In the comments section of my Facebook post, a student said, “I hate that, now that in-person classes are going to be starting up for me again soon, I will likely have to, when I’m having bad fibromyalgia flare-ups, choose between skipping class or having to use large amounts of my medical marijuana to get to class, where I know I wouldn’t be able to concentrate.”
They separately stated that in times when they are not experiencing a flare-up, in-person classes “make my mental health better.”

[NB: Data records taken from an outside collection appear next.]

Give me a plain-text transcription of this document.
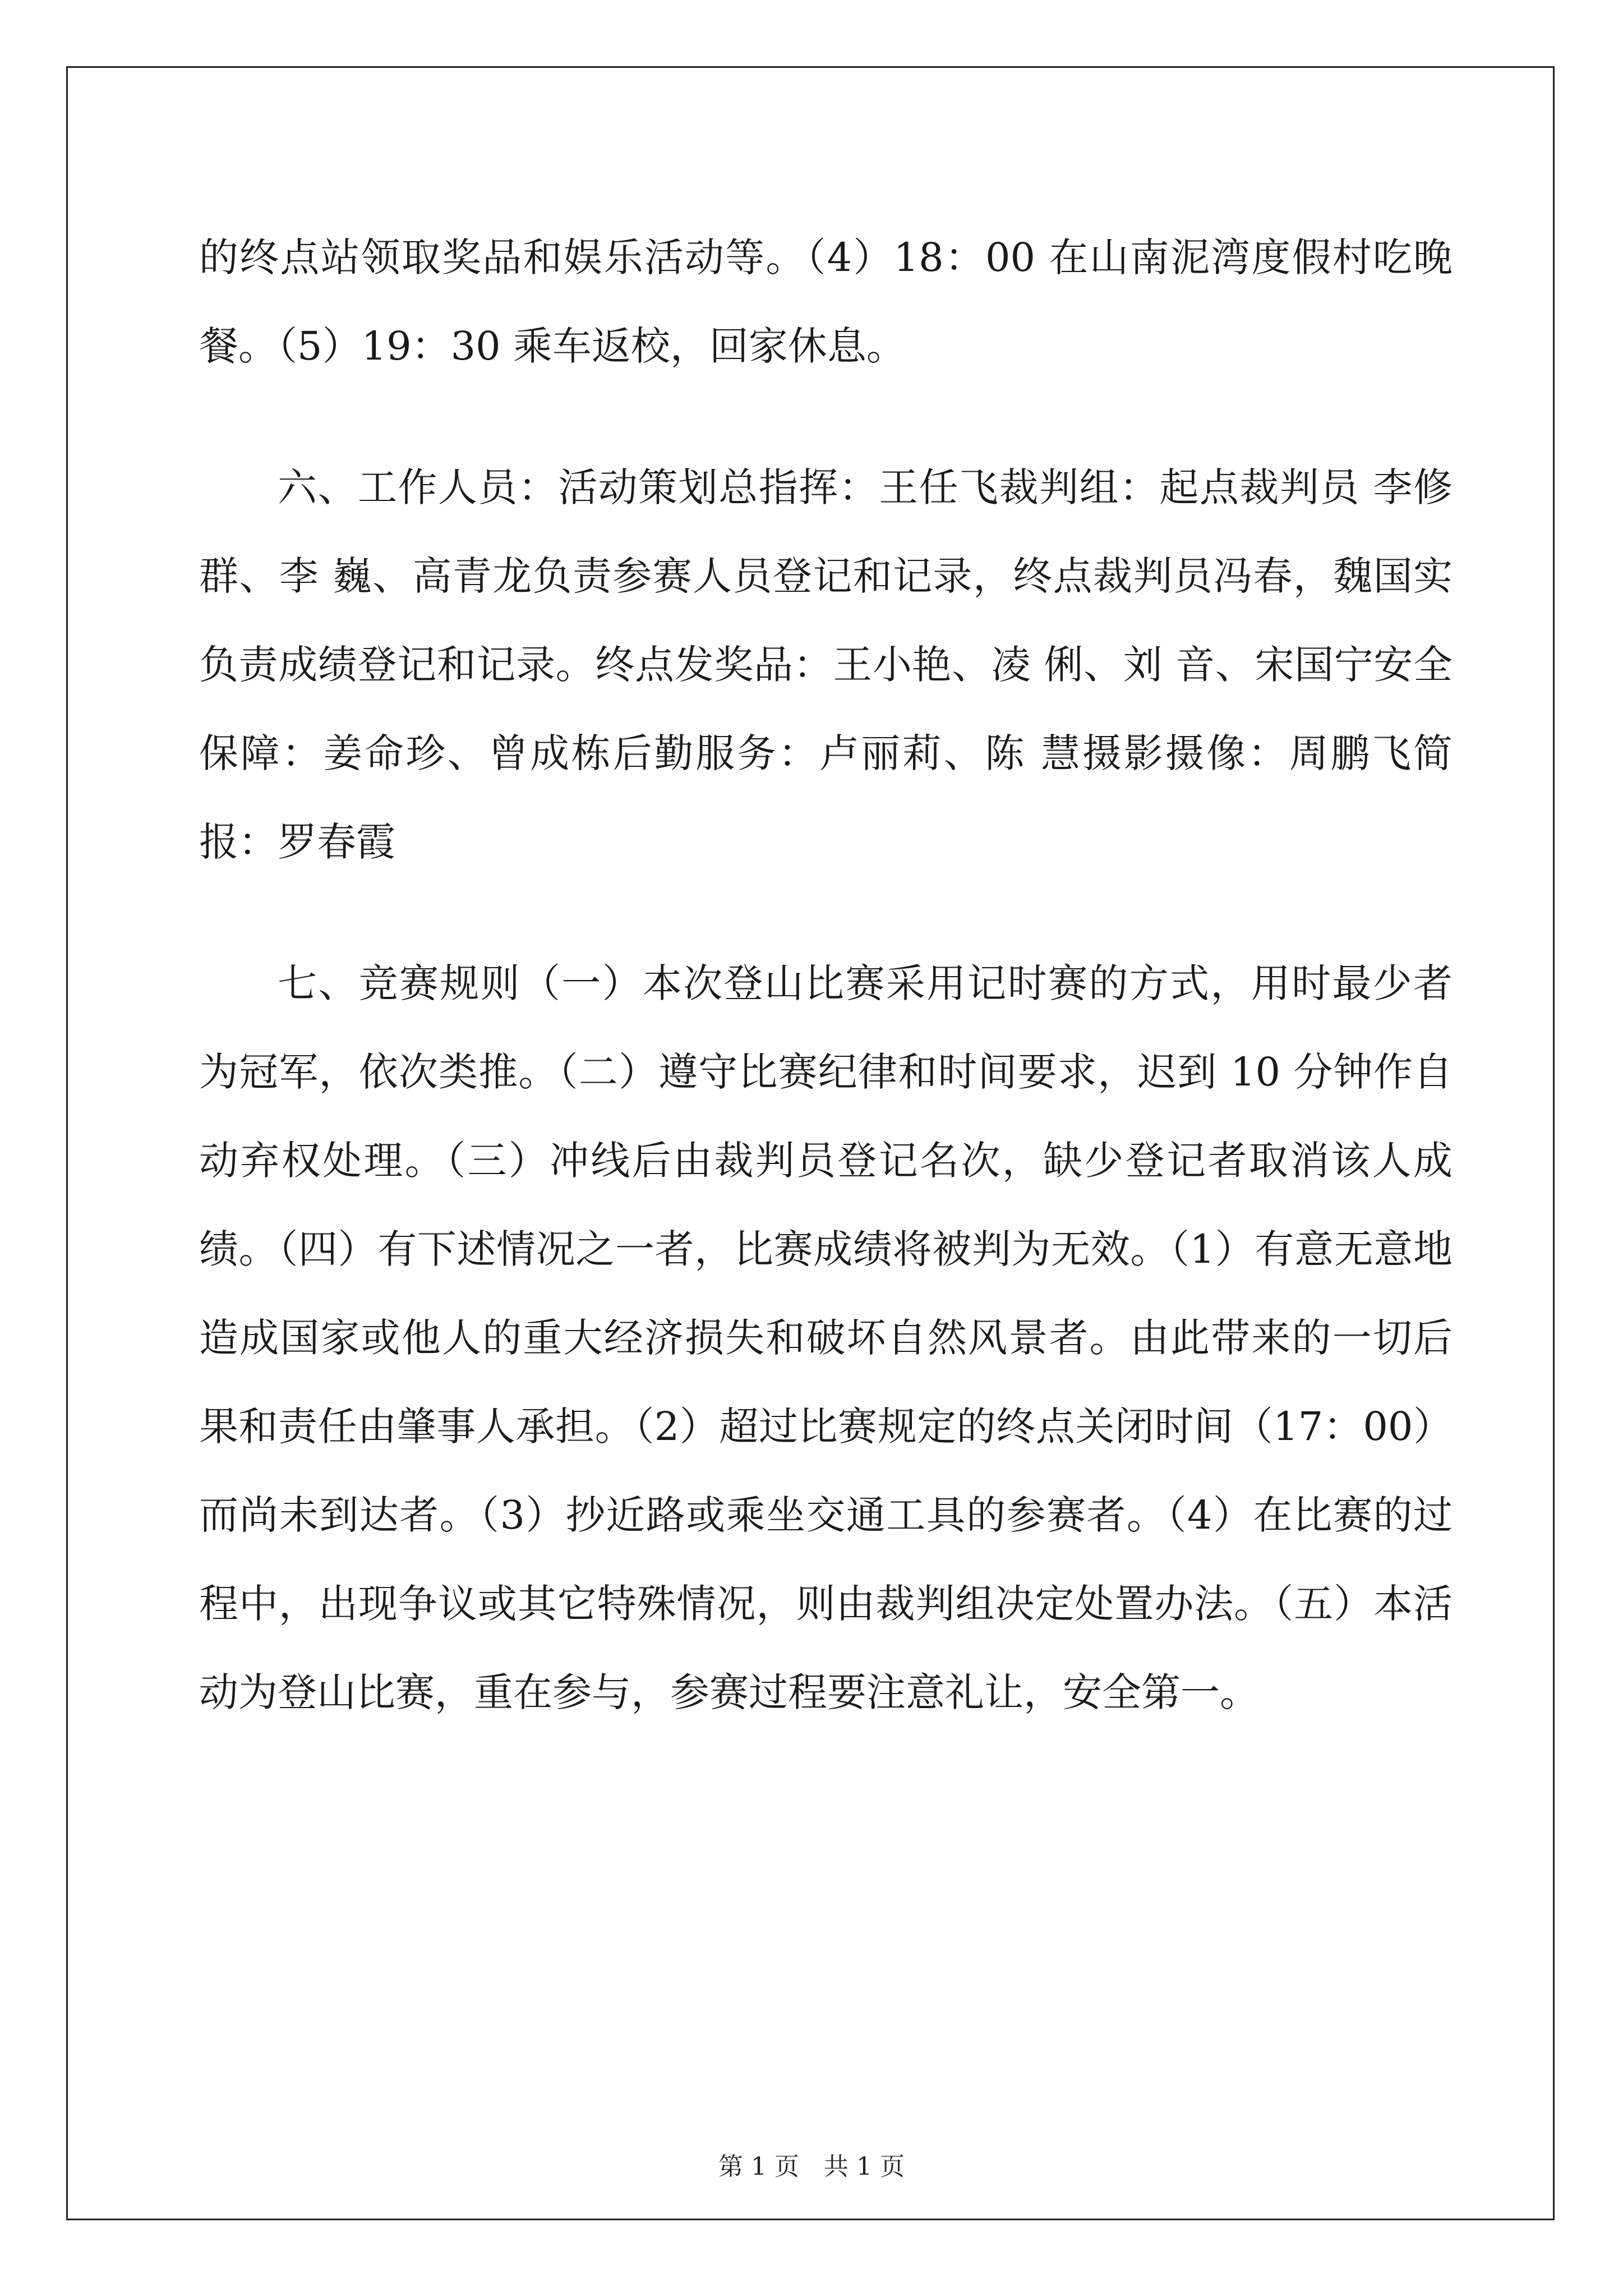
的终点站领取奖品和娱乐活动等。（4）18：00 在山南泥湾度假村吃晚餐。（5）19：30 乘车返校，回家休息。

六、工作人员：活动策划总指挥：王任飞裁判组：起点裁判员 李修群、李 巍、高青龙负责参赛人员登记和记录，终点裁判员冯春，魏国实负责成绩登记和记录。终点发奖品：王小艳、凌 俐、刘 音、宋国宁安全保障：姜命珍、曾成栋后勤服务：卢丽莉、陈 慧摄影摄像：周鹏飞简报：罗春霞

七、竞赛规则（一）本次登山比赛采用记时赛的方式，用时最少者为冠军，依次类推。（二）遵守比赛纪律和时间要求，迟到 10 分钟作自动弃权处理。（三）冲线后由裁判员登记名次，缺少登记者取消该人成绩。（四）有下述情况之一者，比赛成绩将被判为无效。（1）有意无意地造成国家或他人的重大经济损失和破坏自然风景者。由此带来的一切后果和责任由肇事人承担。（2）超过比赛规定的终点关闭时间（17：00）而尚未到达者。（3）抄近路或乘坐交通工具的参赛者。（4）在比赛的过程中，出现争议或其它特殊情况，则由裁判组决定处置办法。（五）本活动为登山比赛，重在参与，参赛过程要注意礼让，安全第一。

第 1 页　共 1 页
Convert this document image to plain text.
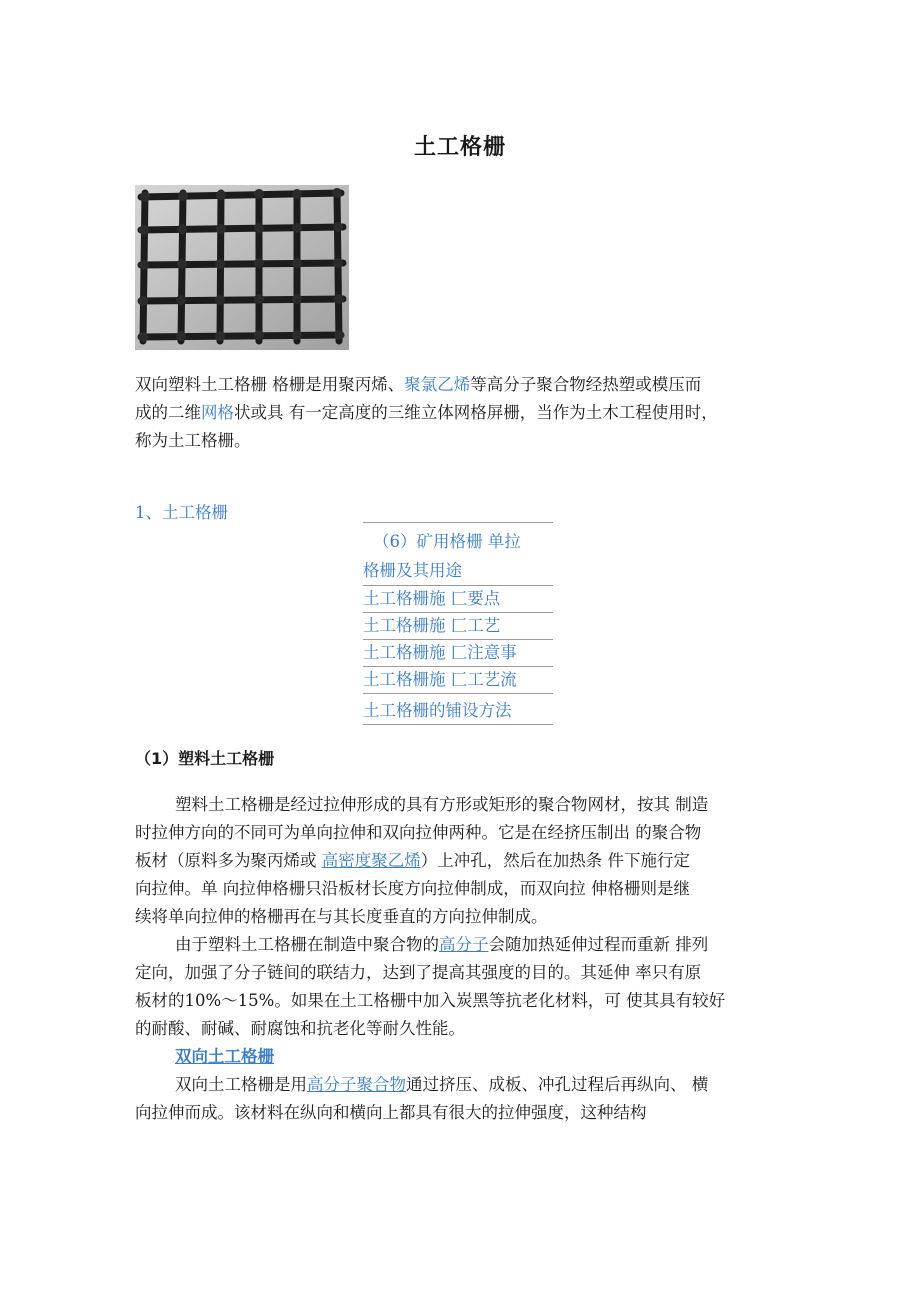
土工格栅
双向塑料土工格栅 格栅是用聚丙烯、聚氯乙烯等高分子聚合物经热塑或模压而
成的二维网格状或具 有一定高度的三维立体网格屏栅，当作为土木工程使用时，
称为土工格栅。
1、土工格栅
（6）矿用格栅 单拉
格栅及其用途
土工格栅施 匚要点
土工格栅施 匚工艺
土工格栅施 匚注意事
土工格栅施 匚工艺流
土工格栅的铺设方法
（1）塑料土工格栅
塑料土工格栅是经过拉伸形成的具有方形或矩形的聚合物网材，按其 制造
时拉伸方向的不同可为单向拉伸和双向拉伸两种。它是在经挤压制出 的聚合物
板材（原料多为聚丙烯或 高密度聚乙烯）上冲孔，然后在加热条 件下施行定
向拉伸。单 向拉伸格栅只沿板材长度方向拉伸制成，而双向拉 伸格栅则是继
续将单向拉伸的格栅再在与其长度垂直的方向拉伸制成。
由于塑料土工格栅在制造中聚合物的高分子会随加热延伸过程而重新 排列
定向，加强了分子链间的联结力，达到了提高其强度的目的。其延伸 率只有原
板材的10%〜15%。如果在土工格栅中加入炭黑等抗老化材料，可 使其具有较好
的耐酸、耐碱、耐腐蚀和抗老化等耐久性能。
双向土工格栅
双向土工格栅是用高分子聚合物通过挤压、成板、冲孔过程后再纵向、 横
向拉伸而成。该材料在纵向和横向上都具有很大的拉伸强度，这种结构
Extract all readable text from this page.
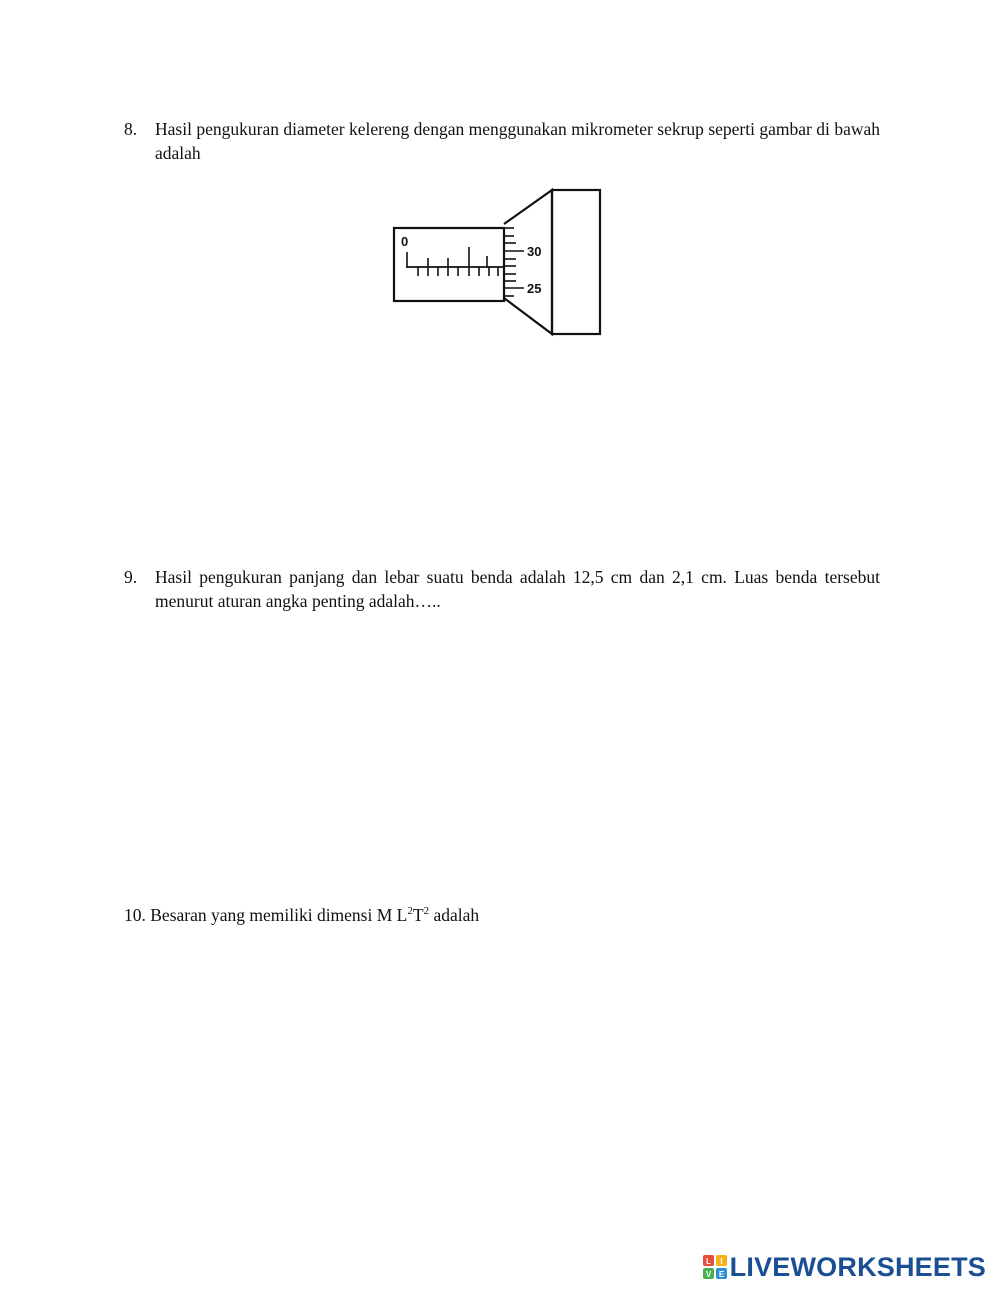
8. Hasil pengukuran diameter kelereng dengan menggunakan mikrometer sekrup seperti gambar di bawah adalah
0
30
25
9. Hasil pengukuran panjang dan lebar suatu benda adalah 12,5 cm dan 2,1 cm. Luas benda tersebut menurut aturan angka penting adalah…..
10. Besaran yang memiliki dimensi M $L^2T^2$ adalah
L I
V E LIVEWORKSHEETS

These are the kinds of perspectives we need to elevate when discussing accessible learning models. Students with disabilities and chronic illness should not have to make an either-or decision regarding in-person or online classes if whether they benefit from one or the other depends on the day.
It is clear that Hunter’s end goal is to leave hybrid or online learning behind. While the fall 2021 model included 30% of classes in-person, most classes this spring semester are being held in person.
However, accessible learning models would be life-changing for students and professors. Perhaps if students knew that their education could take a different shape than the one that they’ve always known, they wouldn’t feel so daunted in seeking higher education. They would know that their education could adapt to their life and not the other way around. The quality of learning would improve for all and students would feel their education to be worthwhile and enjoyable rather than a series of roadblocks to the finish line.
These models must be implemented with comprehensive disability training for professors, which can help address ableist rhetoric and promote values of compassion and flexibility.
It is especially crucial to advocate for these measures now when professors and students have become adept at hybrid and online learning, and the benefits of these models are more felt by students and professors.
As another student wisely wrote in the comments: “Accessibility isn’t something that should be tacked on as an afterthought once the semester starts; it should be a fundamental consideration in how all classes are developed and structured (and from which everyone, not just those who identify as disabled, will absolutely benefit).”
Let’s change accessibility at Hunter from being a second thought to a foundational aspect of how all classes are structured.